That’s So Gay!
Microaggressions and the
Lesbian, Gay, Bisexual, and Transgender Community
Kevin L. Nadal
American Psychological Association, 2013
By Jami Jones
“Faggot!” “What a lez-bo!” “That’s so gay!” These words are bandied about so frequently in school hallways and on social media and television, it is easy to become immune to their affects — especially on people who are lesbian, gay, bisexual and transgender (LGBT). Kevin L. Nadal’s book “That’s So Gay!” shows through personal experiences, vignettes and first-person accounts how these sometimes overt, but oftentimes subtle victimizations that occur too frequently go unchallenged. For instance, even after one gay teen opened up to his friend about being gay, he remembers times “we were talking about other people and he would describe them as like ‘faggot,’ and it would get to me.” In another instance, dodgeball, a favorite elementary school game, was renamed “smear the queer.”
Nadal received his doctorate in counseling psychology from Columbia University’s Teachers College. His mentor, Derald Wing Sue, who wrote “Microaggressions in Everyday Life: Race, Gender and Sexual Orientation” (2010), is credited with reintroducing and extending the 1970s concept of racial microaggressions, which are slights, put downs, and insults to members of marginalized groups. Sue, along with Nadal and other doctoral students, developed a theoretical taxonomy that highlighted the different types of microaggressions, such as ethnicity-specific assumption of criminality whereby people of color who are shopping are scrutinized and followed by store security. Nadal moves the microaggressions discussion to the LGBT community.

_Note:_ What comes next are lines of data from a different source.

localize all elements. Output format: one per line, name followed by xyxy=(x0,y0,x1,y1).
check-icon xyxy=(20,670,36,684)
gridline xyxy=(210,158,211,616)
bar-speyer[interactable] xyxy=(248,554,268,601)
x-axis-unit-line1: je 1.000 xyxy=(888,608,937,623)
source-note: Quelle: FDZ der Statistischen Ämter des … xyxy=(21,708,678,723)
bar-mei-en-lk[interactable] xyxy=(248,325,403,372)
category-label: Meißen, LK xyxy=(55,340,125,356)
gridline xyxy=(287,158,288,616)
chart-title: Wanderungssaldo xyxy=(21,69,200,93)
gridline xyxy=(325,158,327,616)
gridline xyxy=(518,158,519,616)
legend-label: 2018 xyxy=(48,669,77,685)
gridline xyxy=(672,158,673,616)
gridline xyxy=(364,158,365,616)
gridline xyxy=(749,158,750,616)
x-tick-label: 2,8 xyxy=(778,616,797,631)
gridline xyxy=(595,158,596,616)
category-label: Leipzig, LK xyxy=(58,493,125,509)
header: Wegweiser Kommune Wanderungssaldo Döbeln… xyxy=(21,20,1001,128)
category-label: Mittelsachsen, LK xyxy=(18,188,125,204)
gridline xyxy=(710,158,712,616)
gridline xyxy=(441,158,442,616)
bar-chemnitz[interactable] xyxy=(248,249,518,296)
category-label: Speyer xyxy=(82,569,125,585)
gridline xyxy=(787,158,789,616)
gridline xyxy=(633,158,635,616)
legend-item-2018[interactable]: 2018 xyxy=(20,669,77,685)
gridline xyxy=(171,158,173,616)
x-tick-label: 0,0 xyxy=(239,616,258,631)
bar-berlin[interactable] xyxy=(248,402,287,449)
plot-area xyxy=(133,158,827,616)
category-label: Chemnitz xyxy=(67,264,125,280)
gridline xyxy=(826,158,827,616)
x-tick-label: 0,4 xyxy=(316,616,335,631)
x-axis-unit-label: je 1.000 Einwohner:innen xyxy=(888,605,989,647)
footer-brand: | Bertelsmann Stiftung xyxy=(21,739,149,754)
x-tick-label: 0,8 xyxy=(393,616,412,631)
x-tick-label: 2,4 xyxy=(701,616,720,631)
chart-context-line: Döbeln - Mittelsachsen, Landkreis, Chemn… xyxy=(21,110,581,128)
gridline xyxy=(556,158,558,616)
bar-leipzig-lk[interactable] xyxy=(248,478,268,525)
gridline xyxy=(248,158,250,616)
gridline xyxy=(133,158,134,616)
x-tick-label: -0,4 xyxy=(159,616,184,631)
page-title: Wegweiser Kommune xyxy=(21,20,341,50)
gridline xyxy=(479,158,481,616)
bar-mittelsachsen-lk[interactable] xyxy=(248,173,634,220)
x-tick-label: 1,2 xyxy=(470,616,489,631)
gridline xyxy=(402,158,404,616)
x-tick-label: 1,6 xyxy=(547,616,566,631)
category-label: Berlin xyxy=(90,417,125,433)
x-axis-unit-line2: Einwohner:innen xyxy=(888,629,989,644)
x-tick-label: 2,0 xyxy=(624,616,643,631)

In this informative book, Nadal applies the conceptual and empirical framework of microaggression research to the LGBT population. “That’s So Gay!” should be required reading for classroom teachers, guidance counselors, social workers, nurses, doctors and parents—anyone who is concerned about the well-being of LGBT youth or seeks a greater understanding of the history, literature and research pertaining to this population.
Likewise, it is a purposeful text that nudges the reader to examine his or her worldview, which is defined in the book as “the collection of beliefs and perspectives from which one sees and interprets the world, based on one’s cultural identifies and life experiences.” Lacking this examination, moral folks who don’t mean harm may say things and act in ways that could be classified as microaggressions. For example, Nadal describes the experience of one transgender individual who was verbally assaulted on the street. A close friend told her to try to forget the event and not feel so badly. Although the friend intended to be helpful, her comment is a microaggression that “invalidates the transgender person, who simply wants a friend to comfort her and to authenticate that she has a right to feel the way she does.”
“That’s so Gay!” has three audiences. It is written for members of the LGBT community to understand and respond to microaggressions. It is written for people who are not LGBT to understand the language and culture of that community. This book is written for anyone who wants to ensure that what they say or how they act not be interpreted a microaggression.
The book is organized into seven chapters, each containing a glossary of key terms and discussion questions for general readers as well as for psychologists, educators and other experts. In chapter six, Nadal presents three lengthy vignettes and suggests ways to negotiate specific microaggressions. In chapter seven, he responds to his question “What can you do?” by making specific recommendations for families, schools, workplaces, neighborhoods, communities and government. He concludes the book with a personal message to the LGBT community.
“That’s So Gay!” provides insight into a community that may be challenging for nonmembers to understand and is worthy of a prominent place on desks and in reading nooks.